Jon Zaimes AA1K wrote:
> WBut the feedpoint on the other was perplexing. The insulated coil wires
> were still in place, looped just as I had wound them on the BN-202
> binocular core several years ago. But the core itself was gone! I
> scoured the ground below but could find no pieces of the ferrite --
> though since this is in a woods they may have been buried by pine
> needles and leaves.
> While I thought a lightning strike might have vaporized the core, I
> would have expected there to also be damage to the wires. But there is
> no evidence of this -- the insulation appears undamaged, no blackness or
> other sign of being "cooked."
Ah ha Jon!
Maybe you have discovered the key to why Beverages work so well. It
could be possible that they capture and assimilate antimatter. The
vanishing core could be caused by antimatter disambiguation which could
result in hyper evisceration of the ferrite core material without
enough durational heat to damage the wire.

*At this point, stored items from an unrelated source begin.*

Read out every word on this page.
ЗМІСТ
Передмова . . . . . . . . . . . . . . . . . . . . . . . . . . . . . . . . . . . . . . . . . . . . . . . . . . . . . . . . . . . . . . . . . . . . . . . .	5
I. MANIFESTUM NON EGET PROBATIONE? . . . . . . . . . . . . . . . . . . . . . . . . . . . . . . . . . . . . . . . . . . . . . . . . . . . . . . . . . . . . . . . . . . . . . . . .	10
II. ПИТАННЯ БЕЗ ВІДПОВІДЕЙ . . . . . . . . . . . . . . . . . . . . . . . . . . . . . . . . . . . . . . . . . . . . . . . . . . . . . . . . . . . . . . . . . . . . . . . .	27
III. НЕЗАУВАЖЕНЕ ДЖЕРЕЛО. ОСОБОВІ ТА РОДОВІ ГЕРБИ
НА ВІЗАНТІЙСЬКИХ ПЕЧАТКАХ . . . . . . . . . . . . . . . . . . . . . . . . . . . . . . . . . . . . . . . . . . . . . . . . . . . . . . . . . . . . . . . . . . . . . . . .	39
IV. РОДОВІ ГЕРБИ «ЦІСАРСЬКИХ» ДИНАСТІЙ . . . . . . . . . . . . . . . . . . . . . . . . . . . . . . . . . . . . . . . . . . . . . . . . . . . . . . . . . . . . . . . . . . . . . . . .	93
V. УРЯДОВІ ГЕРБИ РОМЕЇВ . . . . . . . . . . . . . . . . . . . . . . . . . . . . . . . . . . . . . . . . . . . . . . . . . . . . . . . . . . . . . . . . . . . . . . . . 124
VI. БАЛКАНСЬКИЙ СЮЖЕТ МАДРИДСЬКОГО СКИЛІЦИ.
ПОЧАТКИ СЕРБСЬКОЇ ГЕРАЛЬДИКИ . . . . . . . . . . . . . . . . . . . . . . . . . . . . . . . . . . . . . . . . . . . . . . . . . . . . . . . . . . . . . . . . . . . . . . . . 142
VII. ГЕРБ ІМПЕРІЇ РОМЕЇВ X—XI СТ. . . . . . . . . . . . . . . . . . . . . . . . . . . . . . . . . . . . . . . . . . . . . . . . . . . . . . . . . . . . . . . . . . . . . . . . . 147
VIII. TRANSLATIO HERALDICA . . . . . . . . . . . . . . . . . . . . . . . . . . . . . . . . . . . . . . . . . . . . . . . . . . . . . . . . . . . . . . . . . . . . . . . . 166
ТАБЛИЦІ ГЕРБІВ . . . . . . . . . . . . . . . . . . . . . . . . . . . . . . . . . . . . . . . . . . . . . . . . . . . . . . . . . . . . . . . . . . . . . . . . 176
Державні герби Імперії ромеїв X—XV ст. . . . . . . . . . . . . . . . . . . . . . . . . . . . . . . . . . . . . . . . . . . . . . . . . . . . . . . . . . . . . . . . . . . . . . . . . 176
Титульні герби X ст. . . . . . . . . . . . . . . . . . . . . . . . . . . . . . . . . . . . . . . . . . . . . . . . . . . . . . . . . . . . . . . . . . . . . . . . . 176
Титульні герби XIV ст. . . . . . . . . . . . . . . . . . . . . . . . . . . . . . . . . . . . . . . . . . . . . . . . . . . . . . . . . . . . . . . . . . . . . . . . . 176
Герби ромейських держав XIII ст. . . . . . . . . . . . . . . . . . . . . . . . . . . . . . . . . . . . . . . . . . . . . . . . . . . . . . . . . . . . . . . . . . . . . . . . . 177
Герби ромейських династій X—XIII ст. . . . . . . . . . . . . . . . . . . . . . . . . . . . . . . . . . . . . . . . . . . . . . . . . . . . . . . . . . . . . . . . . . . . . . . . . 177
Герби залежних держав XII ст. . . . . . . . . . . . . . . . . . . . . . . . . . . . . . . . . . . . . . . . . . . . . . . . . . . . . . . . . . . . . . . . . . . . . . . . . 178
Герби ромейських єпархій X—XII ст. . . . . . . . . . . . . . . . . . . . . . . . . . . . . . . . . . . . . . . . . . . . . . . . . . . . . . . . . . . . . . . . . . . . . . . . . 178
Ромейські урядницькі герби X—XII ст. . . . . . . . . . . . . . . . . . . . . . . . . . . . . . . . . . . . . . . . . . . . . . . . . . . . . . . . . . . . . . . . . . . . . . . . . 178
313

If you are able to trap and collect some antimatter particles be sure
to make arrangement for adequate security as antimatter is said to be
the most costly substance in existence at an estimated cost of $62.5
Trillion dollars per gram! In fact NASA is considering collection of
antimatter in future deep space probes because the amount in existence
is so rare but in demand.
I don't know what a jar of the tiny pesky Steinlaus will bring, not
much, but their price could go up because I understand with widespread
urban extermination efforts they are considered for elevation to the
endangered species list in the U.S.
I hope this unravels the mystery of the vanishing toroid.